Date: 5th October 2016
Author:

BETTER FINANCE was mentioned in several articles covering the story by Reuters on Closet Index Trackers.

Reuters & Yahoo Finance: "EU watchdog considers action against "closet" tracker funds."

Closet Indexing Finally on ESMA’s Radar?

For years now the active management of investment fund portfolios has suffered negative criticism with financial headlines relegating the failing practice to the dustbin of history. Following years of persistent failure by the majority of fund managers to outperform the market, the evidence in favour of index investing - also known as “passive” - is building up.

Active management investment companies believe it's possible to outperform the market and produce better returns than passively managed index funds. However, bar a few exceptions, actual results tend to demonstrate that with high fees, scarce talent and intense competition, it is virtually impossible for active managers as a whole to outperform indexing in the long-term.

Since there’s a lot more money to be made from active management than from indexing, advisors and managers continued to spin the truth for years.
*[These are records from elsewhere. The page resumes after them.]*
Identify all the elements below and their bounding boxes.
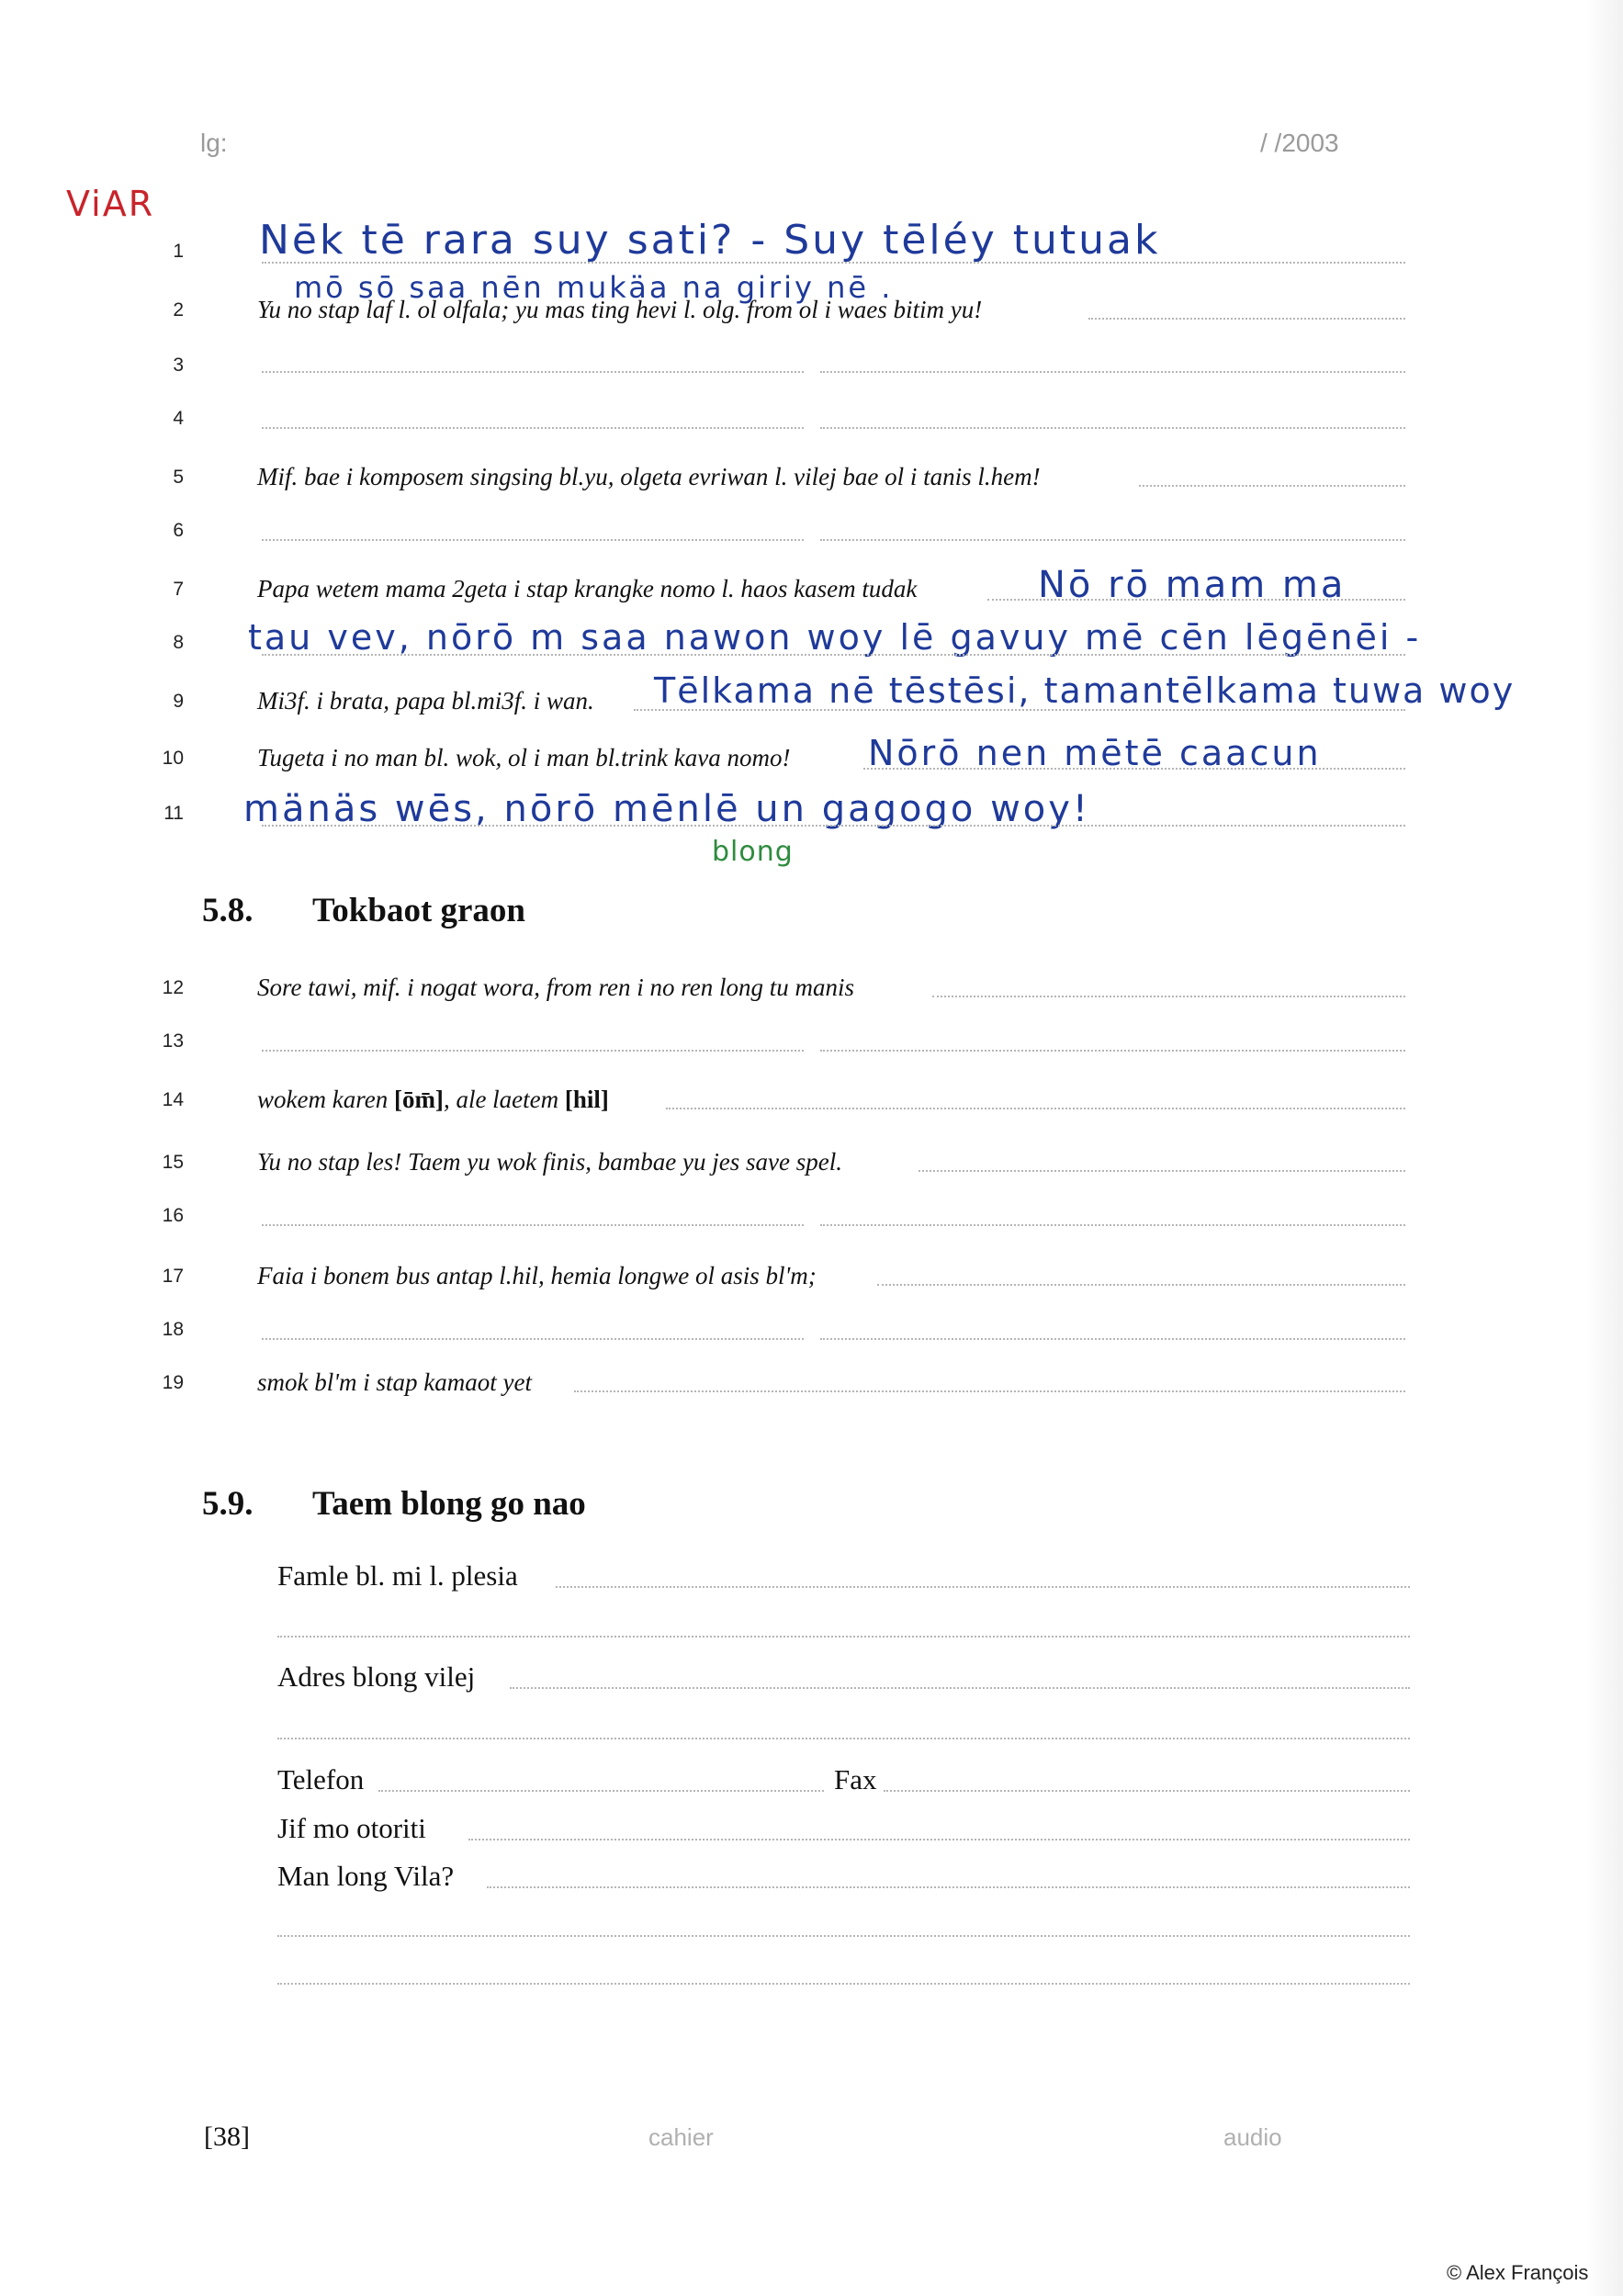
dotted-line: [820, 427, 1405, 429]
dotted-line: [932, 996, 1405, 997]
form-field-line[interactable]: [378, 1790, 824, 1792]
dotted-line: [634, 709, 1405, 711]
dotted-line: [262, 371, 804, 373]
dotted-line: [919, 1170, 1405, 1172]
prompt-text: Mi3f. i brata, papa bl.mi3f. i wan.: [257, 687, 594, 715]
handwriting-line: tau vev, nōrō m saa nawon woy lē gavuy mē cēn lēgēnēi -: [248, 617, 1422, 658]
handwriting-line: Tēlkama nē tēstēsi, tamantēlkama tuwa woy: [654, 670, 1516, 711]
section-title: Tokbaot graon: [312, 892, 526, 929]
page-edge-shadow: [1586, 0, 1623, 2296]
section-number: 5.8.: [202, 892, 254, 929]
form-field-line[interactable]: [510, 1687, 1410, 1689]
bold-term: [hil]: [564, 1086, 609, 1113]
green-note: blong: [712, 836, 794, 868]
prompt-text: Mif. bae i komposem singsing bl.yu, olgeta evriwan l. vilej bae ol i tanis l.hem!: [257, 463, 1041, 490]
section-title: Taem blong go nao: [312, 1485, 586, 1523]
form-field-line[interactable]: [884, 1790, 1410, 1792]
line-number: 15: [162, 1152, 184, 1173]
handwriting-line: Nō rō mam ma: [1038, 564, 1347, 606]
line-number: 2: [173, 299, 184, 321]
dotted-line: [820, 1050, 1405, 1052]
dotted-line: [262, 427, 804, 429]
dotted-line: [262, 1338, 804, 1340]
dotted-line: [820, 1338, 1405, 1340]
dotted-line: [1088, 318, 1405, 320]
line-number: 1: [173, 241, 184, 262]
form-label-famle: Famle bl. mi l. plesia: [277, 1559, 518, 1592]
dotted-line: [262, 1050, 804, 1052]
prompt-text: smok bl'm i stap kamaot yet: [257, 1368, 532, 1396]
line-number: 12: [162, 977, 184, 998]
header-label: lg:: [200, 129, 228, 157]
dotted-line: [877, 1284, 1405, 1286]
line-number: 7: [173, 579, 184, 600]
line-number: 16: [162, 1205, 184, 1226]
line-number: 11: [163, 803, 184, 824]
copyright-notice: © Alex François: [1447, 2261, 1589, 2284]
dotted-line: [262, 654, 1405, 656]
line-number: 13: [162, 1030, 184, 1052]
line-number: 14: [162, 1089, 184, 1110]
dotted-line: [574, 1390, 1405, 1392]
footer-audio-label: audio: [1223, 2123, 1282, 2151]
handwriting-line: Nōrō nen mētē caacun: [868, 733, 1322, 773]
dotted-line: [666, 1108, 1405, 1109]
line-number: 4: [173, 408, 184, 429]
form-label-jif: Jif mo otoriti: [277, 1812, 426, 1844]
form-field-line[interactable]: [556, 1586, 1410, 1588]
form-label-adres: Adres blong vilej: [277, 1660, 476, 1693]
dotted-line: [820, 1224, 1405, 1226]
line-number: 10: [162, 748, 184, 769]
red-annotation: ViAR: [66, 184, 155, 224]
bold-term: [ōm̄]: [393, 1086, 444, 1113]
dotted-line: [820, 539, 1405, 541]
handwriting-line: Nēk tē rara suy sati? - Suy tēléy tutuak: [259, 217, 1161, 264]
dotted-line: [820, 371, 1405, 373]
line-number: 5: [173, 467, 184, 488]
line-number: 19: [162, 1372, 184, 1393]
section-heading-5-8: [202, 891, 525, 930]
line-number: 9: [173, 691, 184, 712]
line-number: 3: [173, 355, 184, 376]
form-field-line[interactable]: [277, 1983, 1410, 1985]
form-field-line[interactable]: [277, 1738, 1410, 1739]
line-number: 17: [162, 1266, 184, 1287]
prompt-part: , ale laetem: [443, 1086, 565, 1113]
dotted-line: [863, 768, 1405, 770]
line-number: 6: [173, 520, 184, 541]
form-label-telefon: Telefon: [277, 1763, 365, 1795]
prompt-part: wokem karen: [257, 1086, 394, 1113]
dotted-line: [262, 539, 804, 541]
form-label-man: Man long Vila?: [277, 1860, 455, 1892]
line-number: 8: [173, 632, 184, 653]
prompt-text: Faia i bonem bus antap l.hil, hemia longwe ol asis bl'm;: [257, 1262, 817, 1289]
form-field-line[interactable]: [277, 1935, 1410, 1937]
footer-cahier-label: cahier: [648, 2123, 714, 2151]
section-number: 5.9.: [202, 1485, 254, 1523]
form-field-line[interactable]: [277, 1636, 1410, 1638]
line-number: 18: [162, 1319, 184, 1340]
dotted-line: [262, 262, 1405, 264]
prompt-text: Papa wetem mama 2geta i stap krangke nomo l. haos kasem tudak: [257, 575, 918, 602]
prompt-text: Yu no stap les! Taem yu wok finis, bambae yu jes save spel.: [257, 1148, 842, 1176]
page-number: [38]: [204, 2122, 250, 2152]
prompt-text: [257, 1086, 609, 1114]
prompt-text: Sore tawi, mif. i nogat wora, from ren i no ren long tu manis: [257, 974, 855, 1001]
header-date: / /2003: [1260, 129, 1339, 157]
dotted-line: [262, 1224, 804, 1226]
section-heading-5-9: [202, 1484, 586, 1524]
form-label-fax: Fax: [834, 1763, 877, 1795]
dotted-line: [987, 599, 1405, 601]
dotted-line: [1139, 485, 1405, 487]
dotted-line: [262, 825, 1405, 827]
form-field-line[interactable]: [487, 1886, 1410, 1888]
handwriting-line: mō sō saa nēn mukäa na giriy nē .: [294, 270, 894, 305]
prompt-text: Tugeta i no man bl. wok, ol i man bl.trink kava nomo!: [257, 744, 791, 771]
prompt-text: Yu no stap laf l. ol olfala; yu mas ting hevi l. olg. from ol i waes bitim yu!: [257, 296, 983, 323]
form-field-line[interactable]: [468, 1839, 1410, 1840]
handwriting-line: mänäs wēs, nōrō mēnlē un gagogo woy!: [243, 788, 1090, 830]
But with increasing evidence illustrating the actual performance of active management, fund managers had to turn to other tactics to justify the high fees.

Many turned to indexing and large financial institutions have steadily reduced fees by offering and promoting exchange-traded funds (ETFs) that track indices. Other managers refused to relinquish their high fees and started resorting to underhand practices such as “index hugging”, allowing them to limit the risk of underperformance by clinging to the index. Obviously these “closet index huggers” do not advertise the fact that, for all intents and purposes, they are charging “active management” fees for what is essentially passive management.

BETTER FINANCE repeatedly denounced this practice and in October 2014 and lodged a request with the European Securities and Markets Authority (ESMA) for “closet indexing” to be properly investigated. Now, nearly a year and a half later, ESMA published a statement providing details of its work on closet index tracking funds.

Following research on a sample of 2,600 funds, out of a total of 29,000 European UCITS funds, Steven Maijoor, ESMA Chair, said that "closet indexing is an issue which has attracted the attention of investor protection groups and investors alike throughout the European Union and ESMA has played a key role in an EU-wide inquiry to get to the heart of the matter".

BETTER FINANCE intends to maintain pressure on ESMA. It believes national regulators in Europe's largest fund domiciles have been slow to act and wants ESMA to use its powers to suspend or ban products that have been identified as closet indexers, since the issue is highly detrimental to investors and cannot wait for national authorities to step in and enforce compliance with EU law.

Importantly, by excluding assets under management of more than € 50mn, BETTER FINANCE believes that ESMA may be excluding a significant part of the smaller and worse performing investment funds which are typically sold to retail investors in the EU, therefore underestimating the real extent of the problem.

Fund fees in general in Europe are too high. Actively managed equity funds typically charge 1.70 per cent in fees, compared with 0.70 per cent for equivalent products in the US. Currently ongoing research by BETTER FINANCE on the relatively new phenomenon of Robo-Advisors, confirms this trend. The research on Robo-Advisors will be announced shortly.